Plastic Fantastic: Limelight Will Re-Open as a Maze-y Mall

 

There are some moments in New York gentrifiction history that can’t be attributed to Rudy Giuliani. The April 29 opening of the deconsecrated Episcopal Church of the Holy Communion (read: the site of Limelight) as a 60-vendor shopping mall is maybe one of them. Not that it isn’t necessarily an example of the de-funification of Downtown, but that Limelight closed in 2003 outlasting Giuliani’s tenure as mayor and his late crusade against ravers. He didn’t even really try to close the club even after Michael Alig brutally killed its resident drug dealer, Angel Melendez.

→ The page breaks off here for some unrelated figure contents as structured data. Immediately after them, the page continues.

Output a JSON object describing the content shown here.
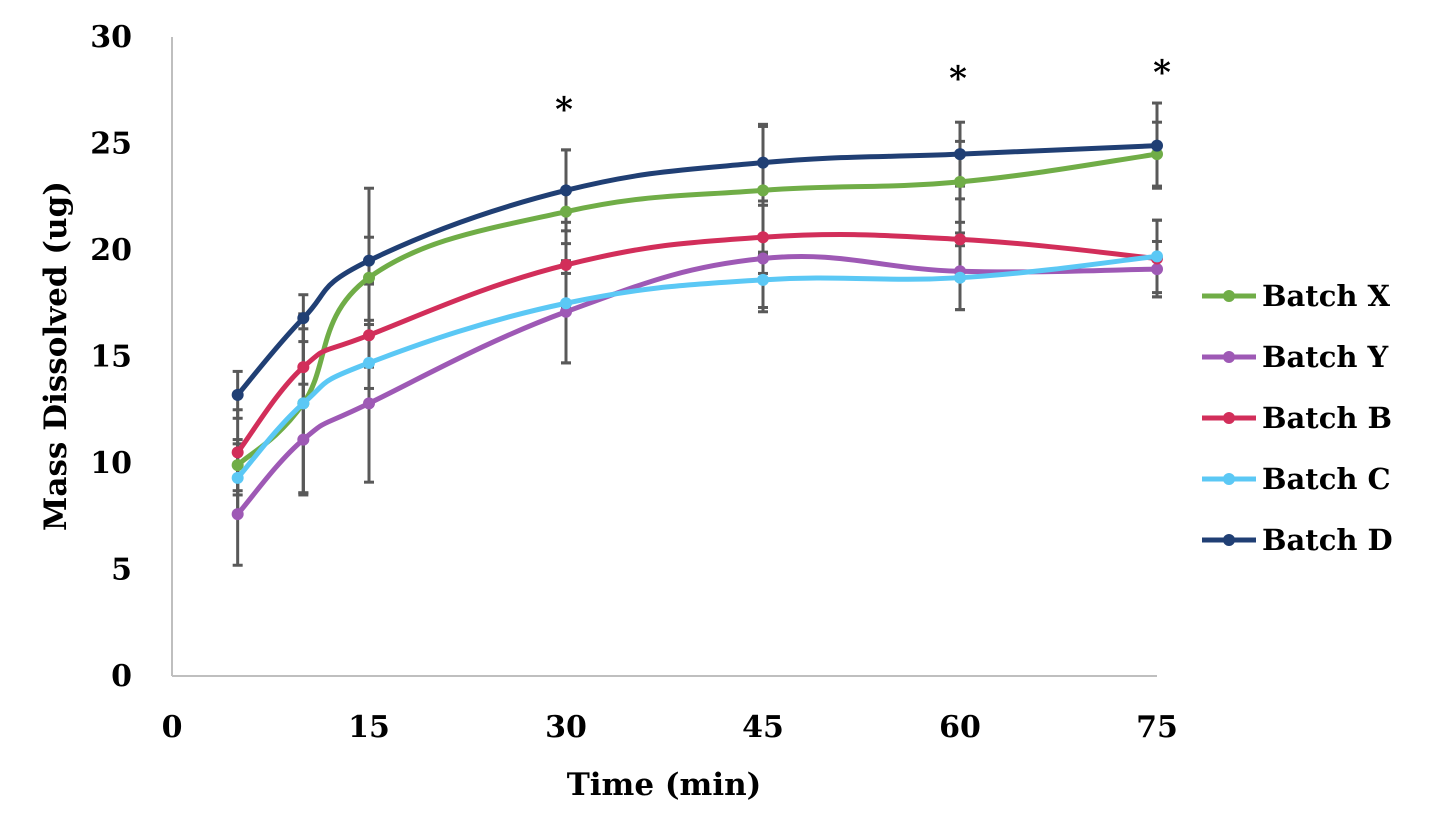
{
  "chart_data": {
    "type": "line",
    "title": "",
    "xlabel": "Time (min)",
    "ylabel": "Mass Dissolved (ug)",
    "xlim": [
      0,
      75
    ],
    "ylim": [
      0,
      30
    ],
    "x_ticks": [
      "0",
      "15",
      "30",
      "45",
      "60",
      "75"
    ],
    "y_ticks": [
      "0",
      "5",
      "10",
      "15",
      "20",
      "25",
      "30"
    ],
    "x": [
      5,
      10,
      15,
      30,
      45,
      60,
      75
    ],
    "grid": false,
    "legend_position": "right",
    "series": [
      {
        "name": "Batch X",
        "color": "#70ad47",
        "values": [
          9.9,
          12.8,
          18.7,
          21.8,
          22.8,
          23.2,
          24.5
        ],
        "errors": [
          1.2,
          4.2,
          4.2,
          2.9,
          3.0,
          1.9,
          1.5
        ]
      },
      {
        "name": "Batch Y",
        "color": "#9e59b5",
        "values": [
          7.6,
          11.1,
          12.8,
          17.1,
          19.6,
          19.0,
          19.1
        ],
        "errors": [
          2.4,
          2.6,
          3.7,
          2.4,
          2.5,
          1.8,
          1.3
        ]
      },
      {
        "name": "Batch B",
        "color": "#d22e5a",
        "values": [
          10.5,
          14.5,
          16.0,
          19.3,
          20.6,
          20.5,
          19.6
        ],
        "errors": [
          2.0,
          1.8,
          2.5,
          2.0,
          1.7,
          1.9,
          1.8
        ]
      },
      {
        "name": "Batch C",
        "color": "#5bc8f5",
        "values": [
          9.3,
          12.8,
          14.7,
          17.5,
          18.6,
          18.7,
          19.7
        ],
        "errors": [
          1.6,
          4.2,
          2.0,
          2.8,
          1.3,
          1.5,
          1.7
        ]
      },
      {
        "name": "Batch D",
        "color": "#203f74",
        "values": [
          13.2,
          16.8,
          19.5,
          22.8,
          24.1,
          24.5,
          24.9
        ],
        "errors": [
          1.1,
          1.1,
          1.1,
          1.9,
          1.8,
          1.5,
          2.0
        ]
      }
    ],
    "annotations": [
      {
        "text": "*",
        "x": 30
      },
      {
        "text": "*",
        "x": 60
      },
      {
        "text": "*",
        "x": 75
      }
    ]
  }
}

Before its environs were legally restricted to permit only NYU students, The Limelight in New York occupied a stretch of Sixth Avenue just south of Union Square and west of Cooper Square that was called “Ladies’ Mile.” That moniker would not dissuade gay men on a mission from heading to Limelight, Peter Gatien’s post-54 megaclub designed by Ari Bahat, which opened in November 1983. Throughout the late 80s and 90s, Limelight’s labyrinthine structure (which has been preserved, albeit beautified with $15 million), provided various dancefloors and nooks for debauchery. But in Clubland Confidential, his book about Limelight and Michael Alig, author Frank Owen makes a good point, “If there are no drugs, the vibe suffers.” Le Sportsac, Baci Gelato and the bootmaker Hunter have all signed on. Maybe we can hold out for a Duane Reade.